Yo tengo un amigo que es un tesoro. Y es mi amigo porque me acepta tal y como soy, con mis múltiples imperfecciones y carencias. Me conoce muy bien y sabe, entre otras cosas, que mi economía carece de músculo. Tanto, que nunca he tenido vehículo ni el documento legal que se exige para conducir uno. Por eso siempre era él quien ponía el coche cuando íbamos de garitos, y pagaba las consumiciones de ambos aun cuando las mías superaban a las suyas en número, que también era lo acostumbrado.
Llegado el momento no se privó de invitarme a su boda ni tampoco, a los años siguientes, al bautizo de su hijo y posterior comunión. Por supuesto, acepté para no desilusionarle, y como mi aportación monetaria en esos tres banquetes repartidos en el tiempo fueron recortes de hojas de libros de autoayuda en un sobre anónimo, decidí no decepcionarle en mi condición de buen comensal, vaciando por completo todos los platos que me pusieron por delante, y bebiendo sin descanso en la barra libre.
Del mismo modo, sabe de mi trabajo esclavista y del poco tiempo que dispongo para mí, por lo que jamás me lo hizo perder, cuando necesitó ayuda anímica por la depresión en la que se sumió a causa del abandono de su mujer.
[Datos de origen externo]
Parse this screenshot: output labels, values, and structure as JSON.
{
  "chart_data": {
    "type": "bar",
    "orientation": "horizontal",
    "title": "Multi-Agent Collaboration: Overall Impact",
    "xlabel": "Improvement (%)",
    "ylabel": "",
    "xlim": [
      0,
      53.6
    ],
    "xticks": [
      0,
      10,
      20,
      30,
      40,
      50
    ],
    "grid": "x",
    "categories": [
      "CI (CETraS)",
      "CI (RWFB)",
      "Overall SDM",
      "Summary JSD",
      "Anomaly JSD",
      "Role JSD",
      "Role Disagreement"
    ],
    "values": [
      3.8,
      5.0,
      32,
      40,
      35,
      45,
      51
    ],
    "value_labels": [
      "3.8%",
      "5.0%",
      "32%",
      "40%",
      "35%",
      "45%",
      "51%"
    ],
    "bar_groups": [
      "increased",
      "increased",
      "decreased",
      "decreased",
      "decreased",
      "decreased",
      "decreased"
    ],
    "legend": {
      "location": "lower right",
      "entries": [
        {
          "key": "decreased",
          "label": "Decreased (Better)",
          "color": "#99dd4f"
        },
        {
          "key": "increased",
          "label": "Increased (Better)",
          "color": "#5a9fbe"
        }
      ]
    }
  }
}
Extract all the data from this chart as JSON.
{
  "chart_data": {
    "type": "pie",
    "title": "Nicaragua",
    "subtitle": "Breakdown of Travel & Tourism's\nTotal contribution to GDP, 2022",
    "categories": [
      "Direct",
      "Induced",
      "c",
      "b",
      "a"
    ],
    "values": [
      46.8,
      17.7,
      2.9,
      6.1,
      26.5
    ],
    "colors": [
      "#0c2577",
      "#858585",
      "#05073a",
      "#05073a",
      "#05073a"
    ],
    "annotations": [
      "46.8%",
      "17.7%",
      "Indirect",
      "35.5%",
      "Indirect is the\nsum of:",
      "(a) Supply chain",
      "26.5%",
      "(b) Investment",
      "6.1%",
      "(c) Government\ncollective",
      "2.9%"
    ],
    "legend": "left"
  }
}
Ni siquiera me pidió una tarrina de tamaño industrial de helado hipercalórico, de las que hago acopio a cientos en un congelador que me regaló para mi cumpleaños.
Porque esa es otra. Siempre tiene detalles conmigo, grandes y pequeños, para ese día especial, mientras que yo nunca logro acordarme del suyo. Qué le puedo regalar yo, si a duras penas llego a final de mes, pese a que tengo móvil, ordenador, red wifi y una pantalla panorámica donde ver varios canales contratados. Solo puedo regalarle mi amistad, y aunque nunca me pide nada, estar siempre a su lado para lo que necesite.
Con semejante entrega por mi parte tampoco es que se pueda quejar.